La scène se passe à Paris en 2027, où une discussion s’ouvre entre un grand-père, Auguste, 90 ans et toute sa tête, et son petit-fils Antoine, qui en a 40. Auguste a vécu en province, il a fait toute sa carrière en entreprise, il dispose, du fait de son métier, d’une grande expérience internationale. Antoine, son petit-fils, lui, a vécu à Paris, a fait l’ENA et travaillé dans l’administration, puis dans les cabinets ministériels. Il est entré en politique et vient d’être élu président de la République. Il a l’habitude de demander conseil à Auguste, avec lequel il a un lien très fort. Dans ce 20e chapitre, nous les écoutons échanger sur les économies que doit réaliser la France.
- (Lire le chapitre 1 « Politique générale »)
- (Lire le chapitre 2 « La Nouvelle-Zélande »)
- (Lire le chapitre 3 « Le modèle suisse« )
- (Lire le chapitre 4 « Le Canada »)
- (Lire le chapitre 5 « Frédéric Bastiat »)
- (Lire le chapitre 6 « L’ISF de retour ? »)
- (Lire le chapitre 7 « L’art du compromis »)
- (Lire le chapitre 8 « Les idées simples à retenir des réformes canadiennes et allemandes »)
- (Lire le chapitre 9 « L’actionnariat salarié »)
- (Lire le chapitre 10 « Le budget »)
- (Lire le chapitre 11 « Les déficits sociaux »)
- (Lire le chapitre 12 « Singapour »)
- (Lire le chapitre 13 « Les réformes en Allemagne »)
- (Lire le chapitre 14 « Les ronds-points »)
- (Lire le chapitre 15 « Le monde agricole »)
- (Lire le chapitre 16 « Désindustrialisation : que faire ? »)
- (Lire le chapitre 17 « La transformation énergétique »)
- (Lire le chapitre 18 « Le cours d’économie idéal »)

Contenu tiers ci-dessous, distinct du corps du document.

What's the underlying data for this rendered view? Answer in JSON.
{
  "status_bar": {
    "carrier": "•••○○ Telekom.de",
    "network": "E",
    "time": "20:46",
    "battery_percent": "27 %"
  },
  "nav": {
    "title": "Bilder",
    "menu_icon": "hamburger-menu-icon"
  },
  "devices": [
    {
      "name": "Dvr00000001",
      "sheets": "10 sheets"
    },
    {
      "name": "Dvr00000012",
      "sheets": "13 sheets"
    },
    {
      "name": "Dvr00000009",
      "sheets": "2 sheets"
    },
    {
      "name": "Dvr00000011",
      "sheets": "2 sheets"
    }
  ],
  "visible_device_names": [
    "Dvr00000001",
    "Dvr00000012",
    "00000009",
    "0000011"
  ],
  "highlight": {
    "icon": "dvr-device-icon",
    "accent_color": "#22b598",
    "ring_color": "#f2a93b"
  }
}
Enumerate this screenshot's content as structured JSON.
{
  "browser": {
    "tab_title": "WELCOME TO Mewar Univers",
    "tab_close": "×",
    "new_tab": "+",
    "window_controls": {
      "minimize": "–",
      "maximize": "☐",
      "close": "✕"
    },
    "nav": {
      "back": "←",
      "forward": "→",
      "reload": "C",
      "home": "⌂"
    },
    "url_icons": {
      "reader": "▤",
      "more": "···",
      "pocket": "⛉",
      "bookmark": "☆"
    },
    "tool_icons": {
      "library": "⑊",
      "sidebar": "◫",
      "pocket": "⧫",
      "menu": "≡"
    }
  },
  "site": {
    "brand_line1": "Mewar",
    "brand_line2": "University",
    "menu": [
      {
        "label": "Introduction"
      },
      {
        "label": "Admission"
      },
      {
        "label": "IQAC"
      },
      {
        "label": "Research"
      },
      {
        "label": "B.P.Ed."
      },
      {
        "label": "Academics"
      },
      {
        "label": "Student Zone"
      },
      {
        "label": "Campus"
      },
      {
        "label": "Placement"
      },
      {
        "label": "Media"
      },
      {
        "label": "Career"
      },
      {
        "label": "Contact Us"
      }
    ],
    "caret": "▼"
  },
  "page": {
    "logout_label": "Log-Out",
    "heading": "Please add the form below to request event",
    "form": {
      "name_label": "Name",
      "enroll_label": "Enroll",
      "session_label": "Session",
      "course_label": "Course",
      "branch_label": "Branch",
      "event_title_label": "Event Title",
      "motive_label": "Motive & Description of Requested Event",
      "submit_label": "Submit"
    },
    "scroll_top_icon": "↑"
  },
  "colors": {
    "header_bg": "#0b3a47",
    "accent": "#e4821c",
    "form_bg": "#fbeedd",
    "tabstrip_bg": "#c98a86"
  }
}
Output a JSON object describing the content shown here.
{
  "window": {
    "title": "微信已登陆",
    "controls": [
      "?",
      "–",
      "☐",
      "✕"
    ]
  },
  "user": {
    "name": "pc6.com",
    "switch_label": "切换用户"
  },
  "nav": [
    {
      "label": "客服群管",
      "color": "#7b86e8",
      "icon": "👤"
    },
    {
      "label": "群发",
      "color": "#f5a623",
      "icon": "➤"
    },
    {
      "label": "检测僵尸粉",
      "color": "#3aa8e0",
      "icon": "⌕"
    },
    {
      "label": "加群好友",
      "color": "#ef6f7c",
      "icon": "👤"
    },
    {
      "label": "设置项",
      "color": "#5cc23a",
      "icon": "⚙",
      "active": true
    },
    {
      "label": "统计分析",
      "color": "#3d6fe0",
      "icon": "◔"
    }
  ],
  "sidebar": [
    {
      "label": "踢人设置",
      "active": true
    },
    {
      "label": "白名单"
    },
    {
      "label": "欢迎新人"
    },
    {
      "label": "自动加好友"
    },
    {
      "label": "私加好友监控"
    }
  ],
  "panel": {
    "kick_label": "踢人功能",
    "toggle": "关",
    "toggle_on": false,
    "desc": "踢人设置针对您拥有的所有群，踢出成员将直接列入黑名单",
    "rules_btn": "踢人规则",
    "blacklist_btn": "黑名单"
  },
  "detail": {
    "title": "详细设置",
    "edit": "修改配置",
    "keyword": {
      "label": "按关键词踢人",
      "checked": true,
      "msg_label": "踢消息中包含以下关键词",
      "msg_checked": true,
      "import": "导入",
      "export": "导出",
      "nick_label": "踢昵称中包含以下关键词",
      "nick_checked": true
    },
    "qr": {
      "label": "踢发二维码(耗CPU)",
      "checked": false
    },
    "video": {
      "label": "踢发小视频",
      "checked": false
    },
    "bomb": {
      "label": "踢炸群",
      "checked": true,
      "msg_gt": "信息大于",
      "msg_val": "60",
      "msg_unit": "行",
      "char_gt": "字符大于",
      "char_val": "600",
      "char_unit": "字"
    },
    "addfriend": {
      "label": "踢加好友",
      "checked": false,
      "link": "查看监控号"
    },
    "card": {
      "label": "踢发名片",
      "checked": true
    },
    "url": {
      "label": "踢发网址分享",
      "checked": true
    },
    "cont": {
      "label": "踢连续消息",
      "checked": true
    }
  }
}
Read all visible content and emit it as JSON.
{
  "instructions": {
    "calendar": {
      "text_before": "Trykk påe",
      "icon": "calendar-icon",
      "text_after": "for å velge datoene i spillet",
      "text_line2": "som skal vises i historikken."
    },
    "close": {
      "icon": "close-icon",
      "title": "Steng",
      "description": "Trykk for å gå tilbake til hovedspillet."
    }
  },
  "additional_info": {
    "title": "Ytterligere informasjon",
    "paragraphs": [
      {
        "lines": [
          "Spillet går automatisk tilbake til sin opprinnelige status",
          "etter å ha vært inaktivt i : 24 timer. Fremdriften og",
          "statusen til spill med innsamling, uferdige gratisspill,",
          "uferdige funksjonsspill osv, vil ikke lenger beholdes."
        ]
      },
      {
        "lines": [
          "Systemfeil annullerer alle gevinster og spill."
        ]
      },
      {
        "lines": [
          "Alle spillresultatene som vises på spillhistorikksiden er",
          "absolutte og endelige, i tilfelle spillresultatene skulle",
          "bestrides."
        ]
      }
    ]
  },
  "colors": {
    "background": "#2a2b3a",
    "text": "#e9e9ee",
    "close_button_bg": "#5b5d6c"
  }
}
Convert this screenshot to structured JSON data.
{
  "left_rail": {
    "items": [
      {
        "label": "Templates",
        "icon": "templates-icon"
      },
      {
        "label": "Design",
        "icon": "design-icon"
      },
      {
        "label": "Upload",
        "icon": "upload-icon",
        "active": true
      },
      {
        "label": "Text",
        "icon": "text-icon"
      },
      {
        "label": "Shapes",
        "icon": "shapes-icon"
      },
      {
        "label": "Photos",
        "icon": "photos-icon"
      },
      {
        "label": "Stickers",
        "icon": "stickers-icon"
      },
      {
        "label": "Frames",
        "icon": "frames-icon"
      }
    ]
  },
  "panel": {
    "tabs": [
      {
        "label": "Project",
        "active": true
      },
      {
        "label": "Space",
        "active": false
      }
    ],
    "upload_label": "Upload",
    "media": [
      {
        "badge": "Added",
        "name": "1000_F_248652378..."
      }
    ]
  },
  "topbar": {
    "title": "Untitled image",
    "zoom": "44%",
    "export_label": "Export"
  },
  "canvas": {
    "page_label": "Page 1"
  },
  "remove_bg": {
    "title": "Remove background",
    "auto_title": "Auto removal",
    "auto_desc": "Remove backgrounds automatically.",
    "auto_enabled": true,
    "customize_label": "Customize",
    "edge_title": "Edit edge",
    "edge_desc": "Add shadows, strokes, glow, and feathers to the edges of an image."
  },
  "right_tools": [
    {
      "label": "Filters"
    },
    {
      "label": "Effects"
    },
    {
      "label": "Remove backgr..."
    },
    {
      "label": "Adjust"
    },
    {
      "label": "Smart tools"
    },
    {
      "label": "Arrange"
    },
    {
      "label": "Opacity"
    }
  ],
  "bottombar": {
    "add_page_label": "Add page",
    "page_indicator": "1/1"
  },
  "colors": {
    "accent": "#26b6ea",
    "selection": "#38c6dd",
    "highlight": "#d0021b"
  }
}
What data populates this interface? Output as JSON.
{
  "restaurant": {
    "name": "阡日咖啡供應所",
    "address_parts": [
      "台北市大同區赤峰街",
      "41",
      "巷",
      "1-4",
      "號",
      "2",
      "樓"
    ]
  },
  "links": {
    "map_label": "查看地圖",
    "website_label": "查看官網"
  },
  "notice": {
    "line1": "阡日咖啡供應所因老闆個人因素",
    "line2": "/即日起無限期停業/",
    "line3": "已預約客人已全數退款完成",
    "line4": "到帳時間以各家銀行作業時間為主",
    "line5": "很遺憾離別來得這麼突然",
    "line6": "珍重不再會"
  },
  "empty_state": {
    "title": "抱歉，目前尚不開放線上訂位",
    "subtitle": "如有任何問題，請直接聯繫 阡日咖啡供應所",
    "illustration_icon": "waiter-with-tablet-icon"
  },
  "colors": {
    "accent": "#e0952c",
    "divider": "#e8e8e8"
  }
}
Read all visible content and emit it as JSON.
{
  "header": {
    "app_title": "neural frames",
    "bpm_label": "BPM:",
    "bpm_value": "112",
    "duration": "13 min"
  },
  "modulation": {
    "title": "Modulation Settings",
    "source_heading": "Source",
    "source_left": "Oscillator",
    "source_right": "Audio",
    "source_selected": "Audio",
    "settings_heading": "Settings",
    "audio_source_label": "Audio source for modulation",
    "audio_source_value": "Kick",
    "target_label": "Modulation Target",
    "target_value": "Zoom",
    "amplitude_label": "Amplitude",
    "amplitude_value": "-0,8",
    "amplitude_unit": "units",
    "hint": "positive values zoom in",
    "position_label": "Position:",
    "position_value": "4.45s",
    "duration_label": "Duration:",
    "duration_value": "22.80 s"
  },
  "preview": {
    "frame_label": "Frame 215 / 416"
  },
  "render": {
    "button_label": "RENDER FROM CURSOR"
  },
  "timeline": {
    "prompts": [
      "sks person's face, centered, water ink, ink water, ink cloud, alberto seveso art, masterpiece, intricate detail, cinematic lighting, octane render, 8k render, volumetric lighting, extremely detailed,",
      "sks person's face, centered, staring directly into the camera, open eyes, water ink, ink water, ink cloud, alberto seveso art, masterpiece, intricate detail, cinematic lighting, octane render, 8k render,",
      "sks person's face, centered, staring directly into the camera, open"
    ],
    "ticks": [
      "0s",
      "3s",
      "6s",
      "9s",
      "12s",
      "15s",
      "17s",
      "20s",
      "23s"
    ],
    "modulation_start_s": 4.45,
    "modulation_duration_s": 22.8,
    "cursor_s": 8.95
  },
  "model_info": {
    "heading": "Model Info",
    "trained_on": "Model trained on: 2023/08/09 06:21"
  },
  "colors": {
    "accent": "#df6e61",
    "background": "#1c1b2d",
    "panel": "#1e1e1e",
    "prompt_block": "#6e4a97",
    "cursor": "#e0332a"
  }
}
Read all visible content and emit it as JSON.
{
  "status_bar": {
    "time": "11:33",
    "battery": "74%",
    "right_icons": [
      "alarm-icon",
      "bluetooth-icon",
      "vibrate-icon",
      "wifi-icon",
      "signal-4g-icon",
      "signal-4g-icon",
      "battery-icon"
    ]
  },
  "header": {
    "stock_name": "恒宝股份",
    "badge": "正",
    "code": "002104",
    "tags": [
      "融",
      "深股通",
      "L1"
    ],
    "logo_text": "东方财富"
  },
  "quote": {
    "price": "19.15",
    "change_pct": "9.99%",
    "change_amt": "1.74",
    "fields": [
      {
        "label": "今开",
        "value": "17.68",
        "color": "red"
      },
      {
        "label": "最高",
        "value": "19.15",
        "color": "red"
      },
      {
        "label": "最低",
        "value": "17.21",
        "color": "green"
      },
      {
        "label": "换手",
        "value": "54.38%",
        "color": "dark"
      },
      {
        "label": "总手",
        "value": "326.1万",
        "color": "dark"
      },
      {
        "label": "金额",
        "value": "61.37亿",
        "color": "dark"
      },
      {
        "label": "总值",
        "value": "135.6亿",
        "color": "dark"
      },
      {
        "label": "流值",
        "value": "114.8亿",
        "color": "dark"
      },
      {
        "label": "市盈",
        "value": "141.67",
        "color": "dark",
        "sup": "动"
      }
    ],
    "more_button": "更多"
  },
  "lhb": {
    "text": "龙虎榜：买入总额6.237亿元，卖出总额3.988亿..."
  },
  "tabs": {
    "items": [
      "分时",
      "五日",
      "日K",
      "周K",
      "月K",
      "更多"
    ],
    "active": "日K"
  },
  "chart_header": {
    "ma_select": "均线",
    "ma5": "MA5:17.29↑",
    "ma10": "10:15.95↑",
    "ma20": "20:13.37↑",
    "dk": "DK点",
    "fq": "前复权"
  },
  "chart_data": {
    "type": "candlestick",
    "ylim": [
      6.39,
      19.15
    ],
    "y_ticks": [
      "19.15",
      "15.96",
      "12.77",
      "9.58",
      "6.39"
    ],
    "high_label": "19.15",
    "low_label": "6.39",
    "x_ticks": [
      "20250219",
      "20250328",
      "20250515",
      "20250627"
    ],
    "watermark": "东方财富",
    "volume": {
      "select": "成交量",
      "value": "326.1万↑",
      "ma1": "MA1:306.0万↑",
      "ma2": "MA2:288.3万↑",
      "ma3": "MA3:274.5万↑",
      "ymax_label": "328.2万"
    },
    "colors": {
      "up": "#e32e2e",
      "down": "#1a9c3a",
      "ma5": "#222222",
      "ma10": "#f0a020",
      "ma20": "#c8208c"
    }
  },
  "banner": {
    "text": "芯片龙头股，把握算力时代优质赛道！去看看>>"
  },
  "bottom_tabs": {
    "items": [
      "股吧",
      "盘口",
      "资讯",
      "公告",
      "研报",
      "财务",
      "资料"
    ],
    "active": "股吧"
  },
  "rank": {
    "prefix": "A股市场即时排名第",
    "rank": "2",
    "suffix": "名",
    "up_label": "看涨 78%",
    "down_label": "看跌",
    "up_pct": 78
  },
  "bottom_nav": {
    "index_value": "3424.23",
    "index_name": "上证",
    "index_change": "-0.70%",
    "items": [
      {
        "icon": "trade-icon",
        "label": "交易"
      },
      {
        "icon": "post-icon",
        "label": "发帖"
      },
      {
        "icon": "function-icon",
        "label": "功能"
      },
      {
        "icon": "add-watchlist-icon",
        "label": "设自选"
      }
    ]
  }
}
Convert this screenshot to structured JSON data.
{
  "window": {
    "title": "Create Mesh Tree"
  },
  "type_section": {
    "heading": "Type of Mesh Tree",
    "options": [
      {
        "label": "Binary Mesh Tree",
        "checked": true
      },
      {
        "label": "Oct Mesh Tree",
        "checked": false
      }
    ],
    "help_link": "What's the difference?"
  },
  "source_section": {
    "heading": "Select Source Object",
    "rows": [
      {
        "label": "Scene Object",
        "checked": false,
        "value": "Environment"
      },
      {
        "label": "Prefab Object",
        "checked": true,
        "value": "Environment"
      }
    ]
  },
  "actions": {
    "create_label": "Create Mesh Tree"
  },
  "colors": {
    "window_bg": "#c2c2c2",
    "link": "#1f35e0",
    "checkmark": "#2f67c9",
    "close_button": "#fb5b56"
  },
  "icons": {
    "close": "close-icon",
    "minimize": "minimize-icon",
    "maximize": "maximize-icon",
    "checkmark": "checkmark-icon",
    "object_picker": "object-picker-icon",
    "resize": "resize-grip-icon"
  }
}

- (Lire le chapitre 19 « Rôle de l’Etat, bien commun et mayonnaise »)
Des idées simples pour remettre le pays sur pied
Antoine
Le Parlement ne donne pas une bonne image de la démocratie en ce moment.
Auguste
C’est catastrophique, certains députés sont malpolis, ils se coupent la parole, c’est comme s’ils voulaient détruire la démocratie, pour le citoyen lambda que je suis, ce n’est pas terrible !
Antoine
J’aimerais fixer une grande perspective et qu’on sorte de la logique de la plupart des députés qui donnent leur avis sur la situation, non pas selon l’intérêt général, mais avec en arrière-pensée les alliances électorales qu’ils devront conclure au second tour de la prochaine élection.
Peux-tu m’aider à dessiner la politique qui nous remettrait sur pied ? Nous sommes surendettés, la croissance patine, les entreprises se délocalisent, le budget de l’État est en déficit depuis cinquante ans ; quels grands axes faut-il donner pour sortir de l’ornière ?
Auguste
On va évoquer les grandes idées, mais avant de le faire il me faut les bons chiffres sur les finances publiques et sociales.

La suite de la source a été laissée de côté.